C’est la première rétrospective française consacrée à l’artiste allemand depuis 1969. « Année érotique ». Comme certains de ses dessins. Pourtant, son œuvre est tellement prolifique qu’il nous aura fallu trouver une autre porte d’entrée.
La clef de voûte
… de l’exposition est l’ironie, une ironie que la commissaire Angela Lampe qualifie ouvertement de romantique. Ce thème se décline en 230 œuvres, elles-mêmes réparties à travers sept sections. Le spectateur tombe d’abord nez-à-nez avec deux autoportraits de Paul Klee, l’un en moine, l’autre en acteur. « Nul n’a besoin d’ironiser à mes dépens, je m’en charge moi-même » (1906).
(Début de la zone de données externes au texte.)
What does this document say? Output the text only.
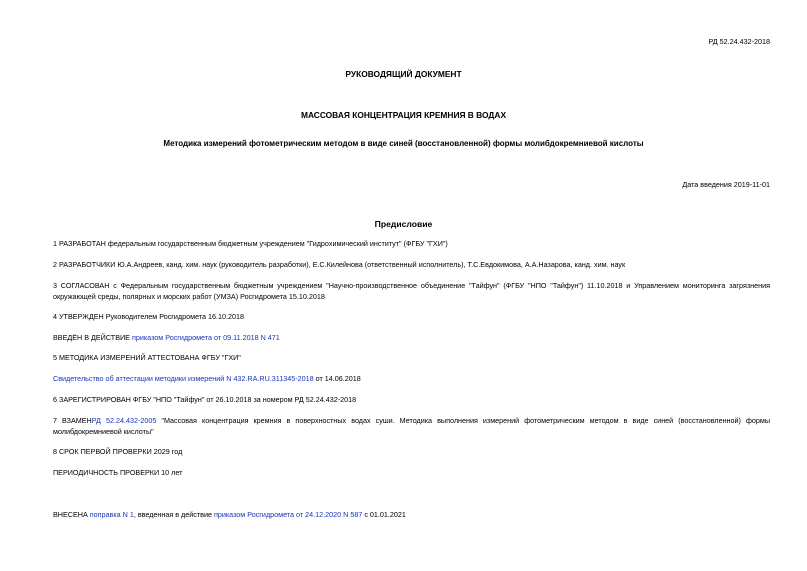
РД 52.24.432-2018
РУКОВОДЯЩИЙ ДОКУМЕНТ
МАССОВАЯ КОНЦЕНТРАЦИЯ КРЕМНИЯ В ВОДАХ
Методика измерений фотометрическим методом в виде синей (восстановленной) формы молибдокремниевой кислоты
Дата введения 2019-11-01
Предисловие
1 РАЗРАБОТАН федеральным государственным бюджетным учреждением "Гидрохимический институт" (ФГБУ "ГХИ")
2 РАЗРАБОТЧИКИ Ю.А.Андреев, канд. хим. наук (руководитель разработки), Е.С.Килейнова (ответственный исполнитель), Т.С.Евдокимова, А.А.Назарова, канд. хим. наук
3 СОГЛАСОВАН с Федеральным государственным бюджетным учреждением "Научно-производственное объединение "Тайфун" (ФГБУ "НПО "Тайфун") 11.10.2018 и Управлением мониторинга загрязнения окружающей среды, полярных и морских работ (УМЗА) Росгидромета 15.10.2018
4 УТВЕРЖДЕН Руководителем Росгидромета 16.10.2018
ВВЕДЁН В ДЕЙСТВИЕ приказом Росгидромета от 09.11.2018 N 471
5 МЕТОДИКА ИЗМЕРЕНИЙ АТТЕСТОВАНА ФГБУ "ГХИ"
Свидетельство об аттестации методики измерений N 432.RA.RU.311345-2018 от 14.06.2018
6 ЗАРЕГИСТРИРОВАН ФГБУ "НПО "Тайфун" от 26.10.2018 за номером РД 52.24.432-2018
7 ВЗАМЕНРД 52.24.432-2005 "Массовая концентрация кремния в поверхностных водах суши. Методика выполнения измерений фотометрическим методом в виде синей (восстановленной) формы молибдокремниевой кислоты"
8 СРОК ПЕРВОЙ ПРОВЕРКИ 2029 год
ПЕРИОДИЧНОСТЬ ПРОВЕРКИ 10 лет
ВНЕСЕНА поправка N 1, введенная в действие приказом Росгидромета от 24.12.2020 N 587 с 01.01.2021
Telle était la devise de l’artiste qui se mettait en scène dans sa peinture et qui s’engagea, dès ses débuts, dans la voie de la satire. Aussi la première salle est-elle peuplée d’esquisses aux accents caricaturaux. De l’auto-dérision, illustrée plus loin par des marionnettes que Klee réalisa à partir de 1916 pour son fils Félix, on passe à un mépris plus général des règles. Klee incarne à la fois le respect du « principe et la transgression du principe », un peu comme si la création chez lui devait passer par la destruction. Sa période cubiste (1910) consiste à ranimer des figures qu’il jugeait dépourvues de vitalité. De même, dix ans plus tard, il emprunta au constructivisme certains éléments formels, tout en les dépouillant de leur rigidité.
La clef des champs
Comme nombre de ses homologues, Paul Klee trouva son inspiration dans les voyages. En Italie (1901-1902), il réalisa qu’il était, en tant qu’artiste, condamné à imiter ses prédécesseurs. Un an plus tard, il prit des cours de nu à Berne. En 1911, il s’initia au cubisme à Munich, qu’il explora en profondeur à Paris, une année après. Son séjour en Tunisie, en 1914, ne cessa de nourrir sa créativité. D’où la section « Regards en arrière », qui renvoie à la nostalgie qui frappa Paul Klee durant ses dernières années au Bauhaus. Exilé en Suisse à l’orée de la Seconde Guerre Mondiale, il trouva la mort dans un hôpital à Locarno.
La clef de fa
La musique qui joue un rôle-clef (c’est le cas de le dire) dans l’œuvre de Paul Klee, apparaît comme la grande absente de l’exposition du Centre Georges Pompidou, laquelle se veut un hommage à feu Pierre Boulez. Bémol mineur, malgré les apparences. Fils de musicien, Klee chercha à unir peinture et musique dans un rythme dit « pictural », qui éclata dans sa tête alors qu’il enseignait encore au Bauhaus. Pas de Polyphonie(s), Rythme plus strict et plus libre, Mesure individualisée des strates en vue. Seulement deux toiles traitent a priori du quatrième art. Le pianiste en détresse (1909), c’est certain. En revanche, si les traits noirs et épais qui occupent le centre de L’archange ressemblent pour la plupart à des notes ou à des signes prédestinés à une portée, ils découlent en réalité de la calligraphie islamique. Mauvaise pioche. Voilà ce qui arrive, quand on se berce d’illusions. L’impasse sur la musique a beau témoigner d’une grande rigueur scientifique (à bas les hors-sujets !), elle surprend. Surtout de la part d’un établissement qui proposait, il n’y a pas si longtemps (du 10 octobre 1985 au 1er janvier 1986), un projet intitulé « Klee et la musique ». Ironique, non ?
Paul Klee. L’ironie à l’œuvre, jusqu’au 1er août 2016. Centre Georges Pompidou, Paris.